Add $9$ to both sides:
$x = 18$
Step 2: Substitute $18$ for $x$ in the first equation.
$18 = -2y$
Step 3: Solve for $y$.
Divide by $-2$:
$y = -9$
Answer: $(18, -9)$
6.
Equations:
$x + y = 3$
$x - y = -3$
Step 1: Solve the first equation for $x$.

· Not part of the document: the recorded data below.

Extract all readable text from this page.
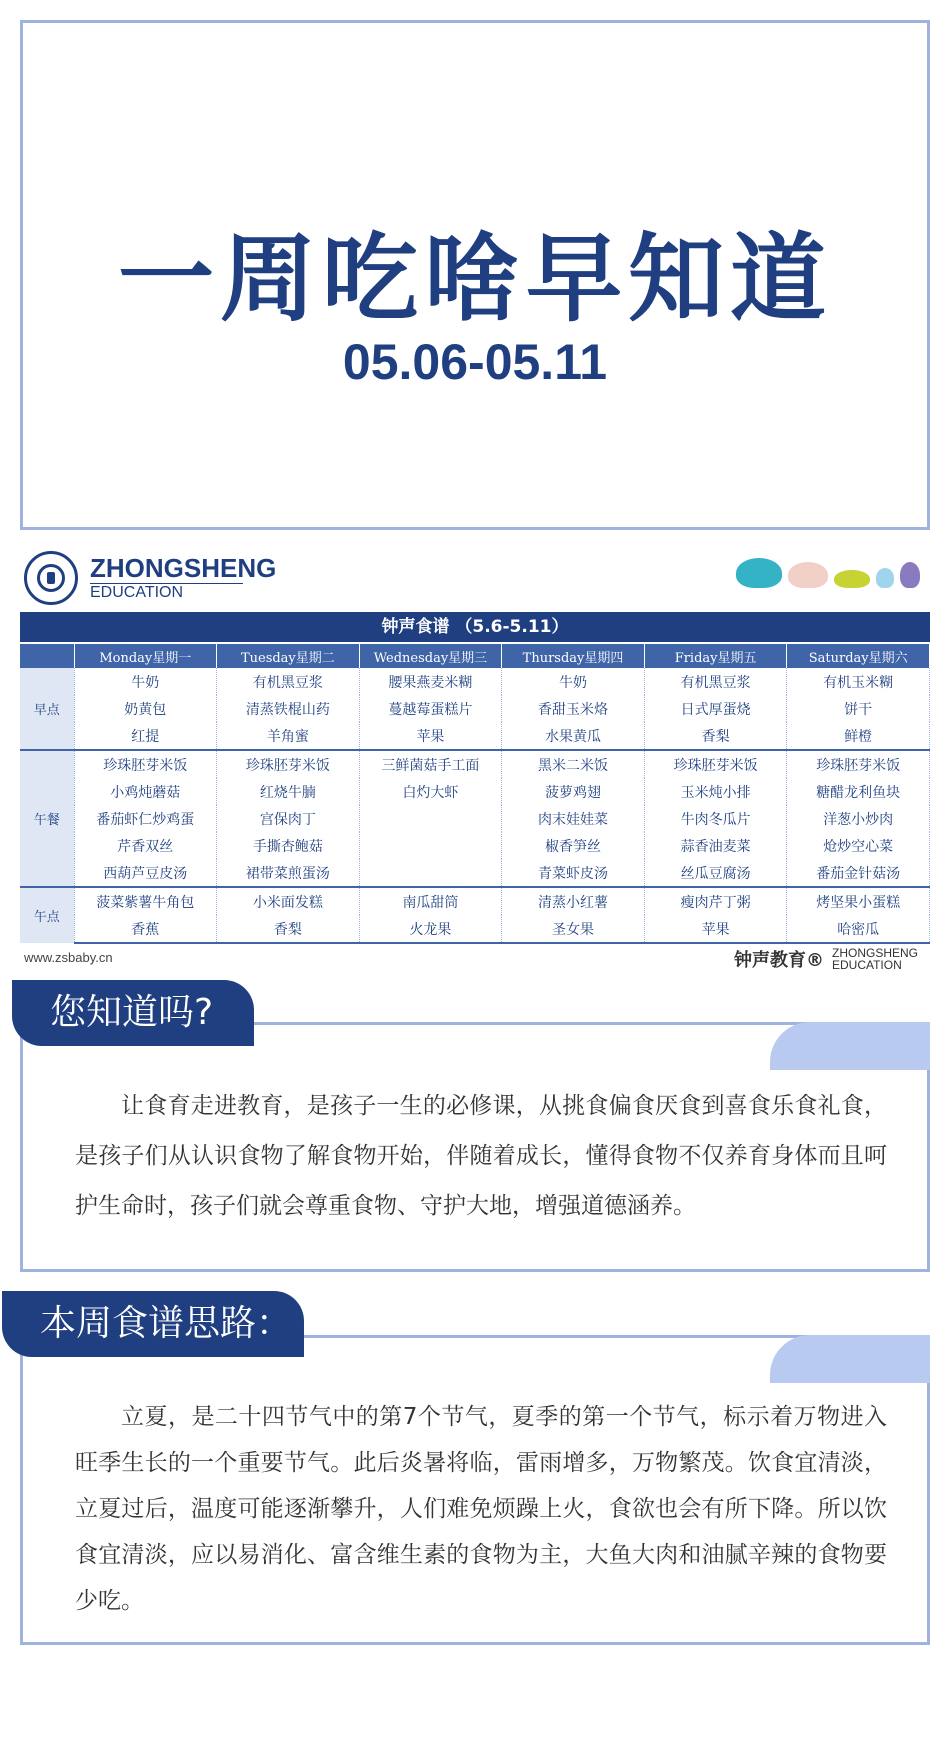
一周吃啥早知道
05.06-05.11
ZHONGSHENG
EDUCATION
钟声食谱 （5.6-5.11）
	Monday星期一	Tuesday星期二	Wednesday星期三	Thursday星期四	Friday星期五	Saturday星期六
早点	牛奶	有机黑豆浆	腰果燕麦米糊	牛奶	有机黑豆浆	有机玉米糊
	奶黄包	清蒸铁棍山药	蔓越莓蛋糕片	香甜玉米烙	日式厚蛋烧	饼干
	红提	羊角蜜	苹果	水果黄瓜	香梨	鲜橙
午餐	珍珠胚芽米饭	珍珠胚芽米饭	三鲜菌菇手工面	黑米二米饭	珍珠胚芽米饭	珍珠胚芽米饭
	小鸡炖蘑菇	红烧牛腩	白灼大虾	菠萝鸡翅	玉米炖小排	糖醋龙利鱼块
	番茄虾仁炒鸡蛋	宫保肉丁		肉末娃娃菜	牛肉冬瓜片	洋葱小炒肉
	芹香双丝	手撕杏鲍菇		椒香笋丝	蒜香油麦菜	炝炒空心菜
	西葫芦豆皮汤	裙带菜煎蛋汤		青菜虾皮汤	丝瓜豆腐汤	番茄金针菇汤
午点	菠菜紫薯牛角包	小米面发糕	南瓜甜筒	清蒸小红薯	瘦肉芹丁粥	烤坚果小蛋糕
	香蕉	香梨	火龙果	圣女果	苹果	哈密瓜
www.zsbaby.cn	钟声教育® ZHONGSHENG
EDUCATION
让食育走进教育，是孩子一生的必修课，从挑食偏食厌食到喜食乐食礼食，是孩子们从认识食物了解食物开始，伴随着成长，懂得食物不仅养育身体而且呵护生命时，孩子们就会尊重食物、守护大地，增强道德涵养。
您知道吗?
立夏，是二十四节气中的第7个节气，夏季的第一个节气，标示着万物进入旺季生长的一个重要节气。此后炎暑将临，雷雨增多，万物繁茂。饮食宜清淡，立夏过后，温度可能逐渐攀升，人们难免烦躁上火，食欲也会有所下降。所以饮食宜清淡，应以易消化、富含维生素的食物为主，大鱼大肉和油腻辛辣的食物要少吃。
本周食谱思路：
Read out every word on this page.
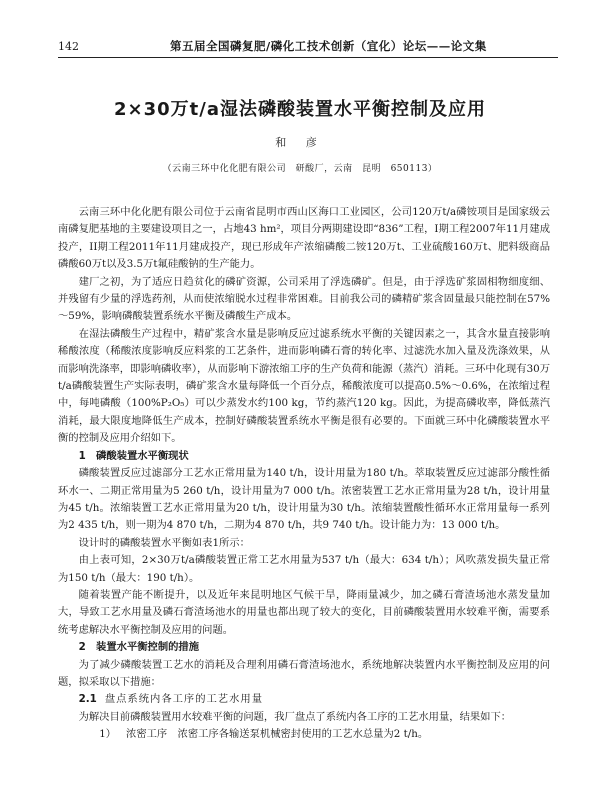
142	第五届全国磷复肥/磷化工技术创新（宜化）论坛——论文集
2×30万t/a湿法磷酸装置水平衡控制及应用
和 彦
（云南三环中化化肥有限公司　研酸厂，云南　昆明　650113）

云南三环中化化肥有限公司位于云南省昆明市西山区海口工业园区，公司120万t/a磷铵项目是国家级云南磷复肥基地的主要建设项目之一，占地43 hm²，项目分两期建设即“836”工程，I期工程2007年11月建成投产，II期工程2011年11月建成投产，现已形成年产浓缩磷酸二铵120万t、工业硫酸160万t、肥料级商品磷酸60万t以及3.5万t氟硅酸钠的生产能力。

建厂之初，为了适应日趋贫化的磷矿资源，公司采用了浮选磷矿。但是，由于浮选矿浆固相物细度细、并残留有少量的浮选药剂，从而使浓缩脱水过程非常困难。目前我公司的磷精矿浆含固量最只能控制在57%～59%，影响磷酸装置系统水平衡及磷酸生产成本。

在湿法磷酸生产过程中，精矿浆含水量是影响反应过滤系统水平衡的关键因素之一，其含水量直接影响稀酸浓度（稀酸浓度影响反应料浆的工艺条件，进而影响磷石膏的转化率、过滤洗水加入量及洗涤效果，从而影响洗涤率，即影响磷收率），从而影响下游浓缩工序的生产负荷和能源（蒸汽）消耗。三环中化现有30万t/a磷酸装置生产实际表明，磷矿浆含水量每降低一个百分点，稀酸浓度可以提高0.5%～0.6%，在浓缩过程中，每吨磷酸（100%P₂O₅）可以少蒸发水约100 kg，节约蒸汽120 kg。因此，为提高磷收率，降低蒸汽消耗，最大限度地降低生产成本，控制好磷酸装置系统水平衡是很有必要的。下面就三环中化磷酸装置水平衡的控制及应用介绍如下。

1　磷酸装置水平衡现状

磷酸装置反应过滤部分工艺水正常用量为140 t/h，设计用量为180 t/h。萃取装置反应过滤部分酸性循环水一、二期正常用量为5 260 t/h，设计用量为7 000 t/h。浓密装置工艺水正常用量为28 t/h，设计用量为45 t/h。浓缩装置工艺水正常用量为20 t/h，设计用量为30 t/h。浓缩装置酸性循环水正常用量每一系列为2 435 t/h，则一期为4 870 t/h，二期为4 870 t/h，共9 740 t/h。设计能力为：13 000 t/h。

设计时的磷酸装置水平衡如表1所示：

由上表可知，2×30万t/a磷酸装置正常工艺水用量为537 t/h（最大：634 t/h）；风吹蒸发损失量正常为150 t/h（最大：190 t/h）。

随着装置产能不断提升，以及近年来昆明地区气候干旱，降雨量减少，加之磷石膏渣场池水蒸发量加大，导致工艺水用量及磷石膏渣场池水的用量也都出现了较大的变化，目前磷酸装置用水较难平衡，需要系统考虑解决水平衡控制及应用的问题。

2　装置水平衡控制的措施

为了减少磷酸装置工艺水的消耗及合理利用磷石膏渣场池水，系统地解决装置内水平衡控制及应用的问题，拟采取以下措施：

2.1 盘点系统内各工序的工艺水用量

为解决目前磷酸装置用水较难平衡的问题，我厂盘点了系统内各工序的工艺水用量，结果如下：

1） 浓密工序　浓密工序各输送泵机械密封使用的工艺水总量为2 t/h。
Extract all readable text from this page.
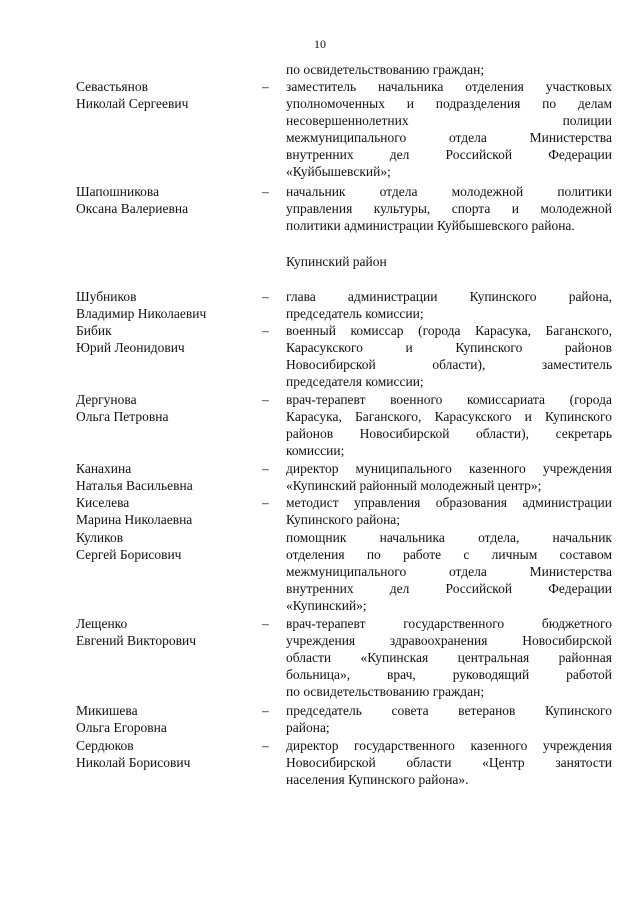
10
по освидетельствованию граждан;
Севастьянов
Николай Сергеевич
– заместитель начальника отделения участковых
уполномоченных и подразделения по делам
несовершеннолетних полиции
межмуниципального отдела Министерства
внутренних дел Российской Федерации
«Куйбышевский»;
Шапошникова
Оксана Валериевна
– начальник отдела молодежной политики
управления культуры, спорта и молодежной
политики администрации Куйбышевского района.
Купинский район
Шубников
Владимир Николаевич
– глава администрации Купинского района,
председатель комиссии;
Бибик
Юрий Леонидович
– военный комиссар (города Карасука, Баганского,
Карасукского и Купинского районов
Новосибирской области), заместитель
председателя комиссии;
Дергунова
Ольга Петровна
– врач-терапевт военного комиссариата (города
Карасука, Баганского, Карасукского и Купинского
районов Новосибирской области), секретарь
комиссии;
Канахина
Наталья Васильевна
– директор муниципального казенного учреждения
«Купинский районный молодежный центр»;
Киселева
Марина Николаевна
– методист управления образования администрации
Купинского района;
Куликов
Сергей Борисович
помощник начальника отдела, начальник
отделения по работе с личным составом
межмуниципального отдела Министерства
внутренних дел Российской Федерации
«Купинский»;
Лещенко
Евгений Викторович
– врач-терапевт государственного бюджетного
учреждения здравоохранения Новосибирской
области «Купинская центральная районная
больница», врач, руководящий работой
по освидетельствованию граждан;
Микишева
Ольга Егоровна
– председатель совета ветеранов Купинского
района;
Сердюков
Николай Борисович
– директор государственного казенного учреждения
Новосибирской области «Центр занятости
населения Купинского района».
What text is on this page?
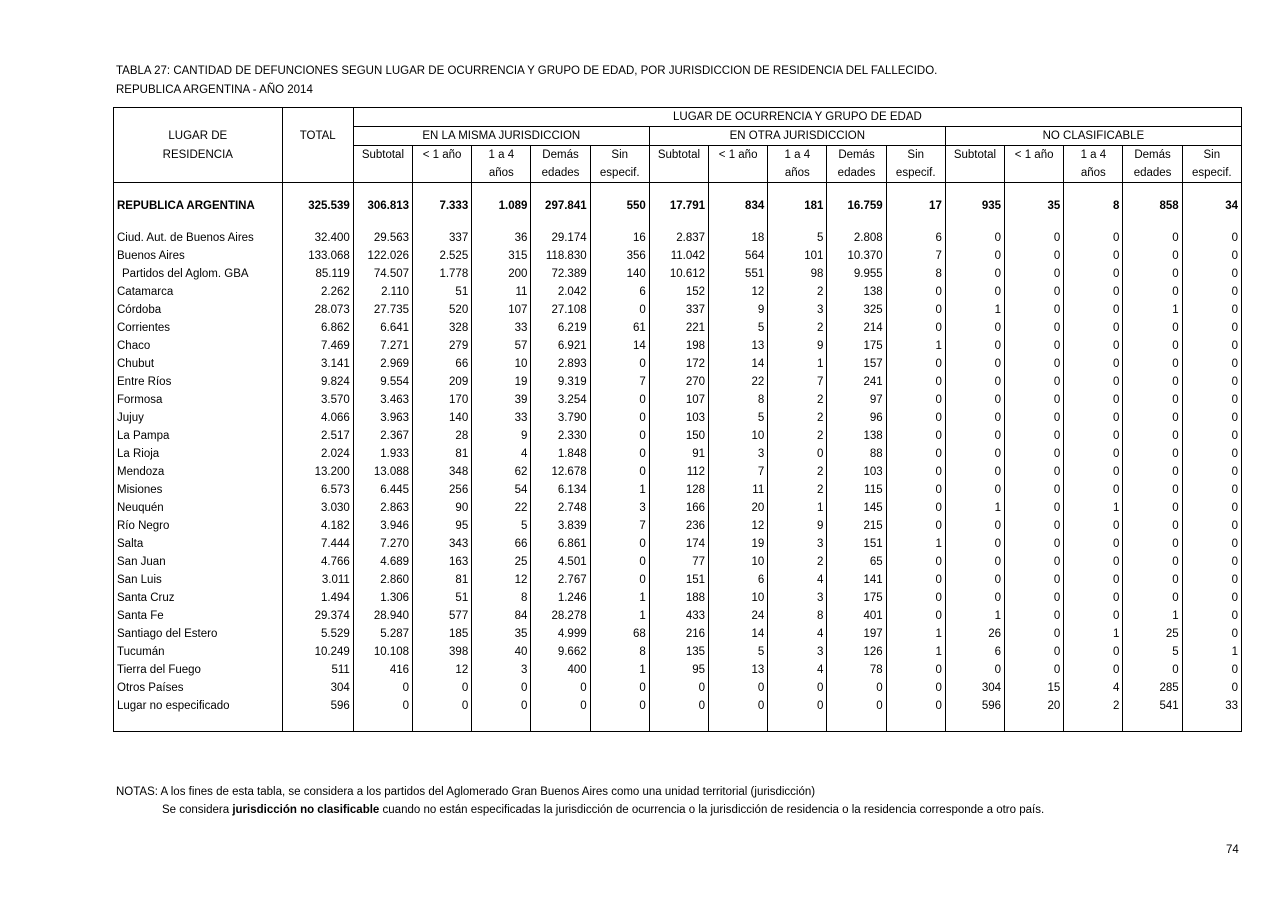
TABLA 27: CANTIDAD DE DEFUNCIONES SEGUN LUGAR DE OCURRENCIA Y GRUPO DE EDAD, POR JURISDICCION DE RESIDENCIA DEL FALLECIDO.
REPUBLICA ARGENTINA - AÑO 2014
		LUGAR DE OCURRENCIA Y GRUPO DE EDAD														
LUGAR DE	TOTAL	EN LA MISMA JURISDICCION					EN OTRA JURISDICCION					NO CLASIFICABLE				
RESIDENCIA		Subtotal	< 1 año	1 a 4	Demás	Sin	Subtotal	< 1 año	1 a 4	Demás	Sin	Subtotal	< 1 año	1 a 4	Demás	Sin
				años	edades	especif.			años	edades	especif.			años	edades	especif.

REPUBLICA ARGENTINA	325.539	306.813	7.333	1.089	297.841	550	17.791	834	181	16.759	17	935	35	8	858	34

Ciud. Aut. de Buenos Aires	32.400	29.563	337	36	29.174	16	2.837	18	5	2.808	6	0	0	0	0	0
Buenos Aires	133.068	122.026	2.525	315	118.830	356	11.042	564	101	10.370	7	0	0	0	0	0
Partidos del Aglom. GBA	85.119	74.507	1.778	200	72.389	140	10.612	551	98	9.955	8	0	0	0	0	0
Catamarca	2.262	2.110	51	11	2.042	6	152	12	2	138	0	0	0	0	0	0
Córdoba	28.073	27.735	520	107	27.108	0	337	9	3	325	0	1	0	0	1	0
Corrientes	6.862	6.641	328	33	6.219	61	221	5	2	214	0	0	0	0	0	0
Chaco	7.469	7.271	279	57	6.921	14	198	13	9	175	1	0	0	0	0	0
Chubut	3.141	2.969	66	10	2.893	0	172	14	1	157	0	0	0	0	0	0
Entre Ríos	9.824	9.554	209	19	9.319	7	270	22	7	241	0	0	0	0	0	0
Formosa	3.570	3.463	170	39	3.254	0	107	8	2	97	0	0	0	0	0	0
Jujuy	4.066	3.963	140	33	3.790	0	103	5	2	96	0	0	0	0	0	0
La Pampa	2.517	2.367	28	9	2.330	0	150	10	2	138	0	0	0	0	0	0
La Rioja	2.024	1.933	81	4	1.848	0	91	3	0	88	0	0	0	0	0	0
Mendoza	13.200	13.088	348	62	12.678	0	112	7	2	103	0	0	0	0	0	0
Misiones	6.573	6.445	256	54	6.134	1	128	11	2	115	0	0	0	0	0	0
Neuquén	3.030	2.863	90	22	2.748	3	166	20	1	145	0	1	0	1	0	0
Río Negro	4.182	3.946	95	5	3.839	7	236	12	9	215	0	0	0	0	0	0
Salta	7.444	7.270	343	66	6.861	0	174	19	3	151	1	0	0	0	0	0
San Juan	4.766	4.689	163	25	4.501	0	77	10	2	65	0	0	0	0	0	0
San Luis	3.011	2.860	81	12	2.767	0	151	6	4	141	0	0	0	0	0	0
Santa Cruz	1.494	1.306	51	8	1.246	1	188	10	3	175	0	0	0	0	0	0
Santa Fe	29.374	28.940	577	84	28.278	1	433	24	8	401	0	1	0	0	1	0
Santiago del Estero	5.529	5.287	185	35	4.999	68	216	14	4	197	1	26	0	1	25	0
Tucumán	10.249	10.108	398	40	9.662	8	135	5	3	126	1	6	0	0	5	1
Tierra del Fuego	511	416	12	3	400	1	95	13	4	78	0	0	0	0	0	0
Otros Países	304	0	0	0	0	0	0	0	0	0	0	304	15	4	285	0
Lugar no especificado	596	0	0	0	0	0	0	0	0	0	0	596	20	2	541	33

NOTAS: A los fines de esta tabla, se considera a los partidos del Aglomerado Gran Buenos Aires como una unidad territorial (jurisdicción)
Se considera jurisdicción no clasificable cuando no están especificadas la jurisdicción de ocurrencia o la jurisdicción de residencia o la residencia corresponde a otro país.
74
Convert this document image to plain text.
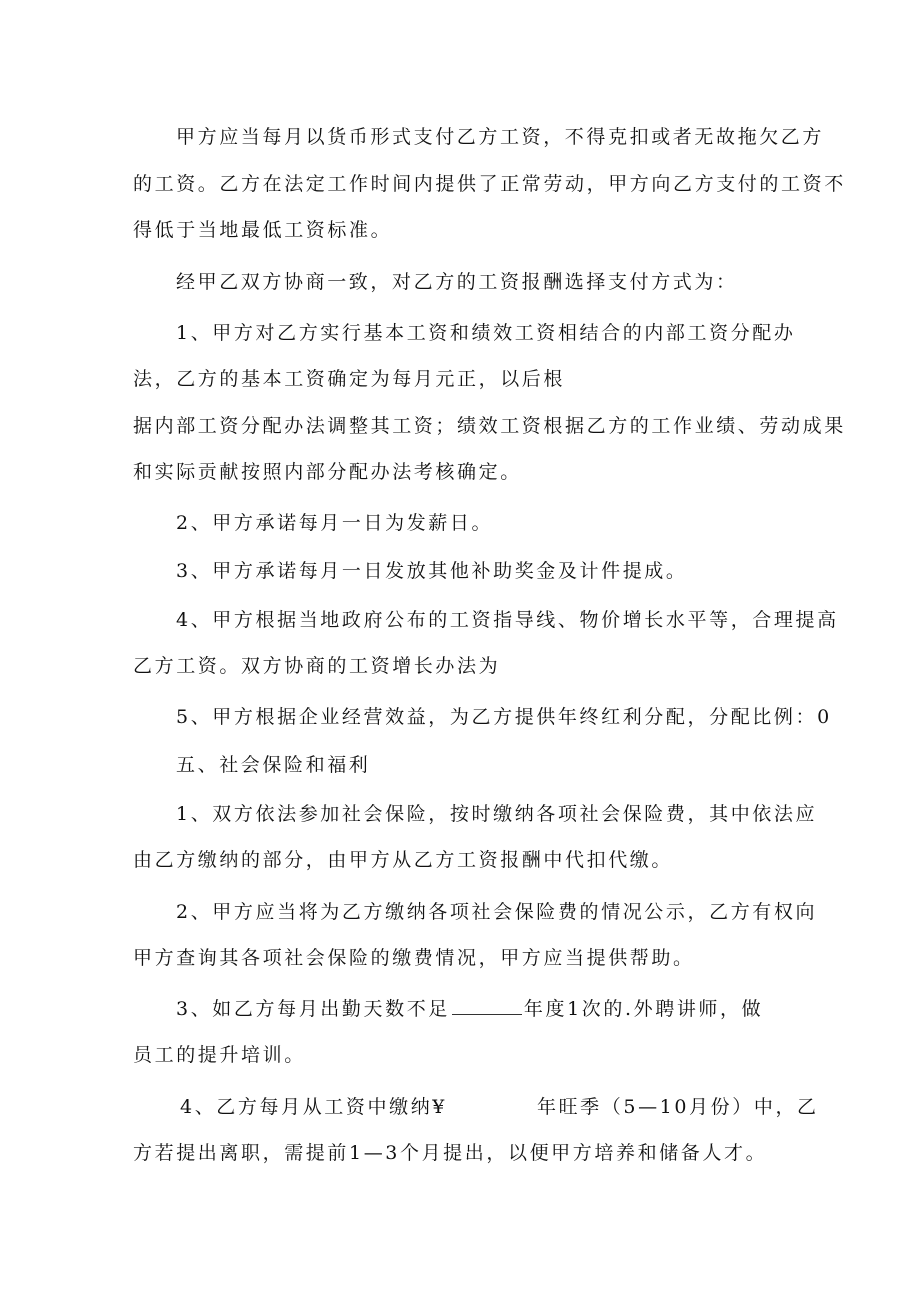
甲方应当每月以货币形式支付乙方工资，不得克扣或者无故拖欠乙方
的工资。乙方在法定工作时间内提供了正常劳动，甲方向乙方支付的工资不
得低于当地最低工资标准。
经甲乙双方协商一致，对乙方的工资报酬选择支付方式为：
1、甲方对乙方实行基本工资和绩效工资相结合的内部工资分配办
法，乙方的基本工资确定为每月元正，以后根
据内部工资分配办法调整其工资；绩效工资根据乙方的工作业绩、劳动成果
和实际贡献按照内部分配办法考核确定。
2、甲方承诺每月一日为发薪日。
3、甲方承诺每月一日发放其他补助奖金及计件提成。
4、甲方根据当地政府公布的工资指导线、物价增长水平等，合理提高
乙方工资。双方协商的工资增长办法为
5、甲方根据企业经营效益，为乙方提供年终红利分配，分配比例：0
五、社会保险和福利
1、双方依法参加社会保险，按时缴纳各项社会保险费，其中依法应
由乙方缴纳的部分，由甲方从乙方工资报酬中代扣代缴。
2、甲方应当将为乙方缴纳各项社会保险费的情况公示，乙方有权向
甲方查询其各项社会保险的缴费情况，甲方应当提供帮助。
3、如乙方每月出勤天数不足	年度1次的.外聘讲师，做
员工的提升培训。
4、乙方每月从工资中缴纳¥	年旺季（5—10月份）中，乙
方若提出离职，需提前1—3个月提出，以便甲方培养和储备人才。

Subtract $y$ from both sides:
$x = 3 - y$
Step 2: Substitute $(3 - y)$ for $x$ in the second equation.
$(3 - y) - y = -3$
Step 3: Solve for $y$.
Combine like terms:
$3 - 2y = -3$
Subtract $3$ from both sides:
$-2y = -6$
Divide by $-2$:
$y = 3$
Step 4: Substitute $y = 3$ back into the equation from Step 1.
$x = 3 - 3$
$x = 0$
Answer: $(0, 3)$
7.
Equations:
$x = y - 4$
$-2x + 3y = 6$
Step 1: The first equation is already solved for $x$. Substitute $(y - 4)$ for $x$ in the second equation.
$-2(y - 4) + 3y = 6$
Step 2: Solve for $y$.
Distribute the $-2$:
$-2y + 8 + 3y = 6$
Combine like terms ($-2y + 3y = y$):
$y + 8 = 6$
Subtract $8$ from both sides:
$y = -2$
Step 3: Substitute $y = -2$ back into the first equation.
$x = -2 - 4$
$x = -6$
Answer: $(-6, -2)$
8.
Equations:
$-5x + 20 = 5y$
$-2x + y = 7$
Step 1: Solve the second equation for $y$.
Add $2x$ to both sides:
$y = 2x + 7$
Step 2: Substitute $(2x + 7)$ for $y$ in the first equation.
$-5x + 20 = 5(2x + 7)$
Step 3: Solve for $x$.
Distribute the $5$ on the right side:
$-5x + 20 = 10x + 35$
Add $5x$ to both sides:
$20 = 15x + 35$
Subtract $35$ from both sides:
$-15 = 15x$
Divide by $15$:
$x = -1$
Step 4: Substitute $x = -1$ back into the equation from Step 1.
$y = 2(-1) + 7$
$y = -2 + 7$
$y = 5$
Answer: $(-1, 5)$
──────────────────────────────────────
Final Answer:
1. No Solution
2. $(3, 7)$
3. $(-3, -6)$
4. $(-4, 4)$
5. $(18, -9)$
6. $(0, 3)$
7. $(-6, -2)$
8. $(-1, 5)$
Parent Tip: Review the logic above to help your child master the concept of solving linear equations worksheet algebra 2.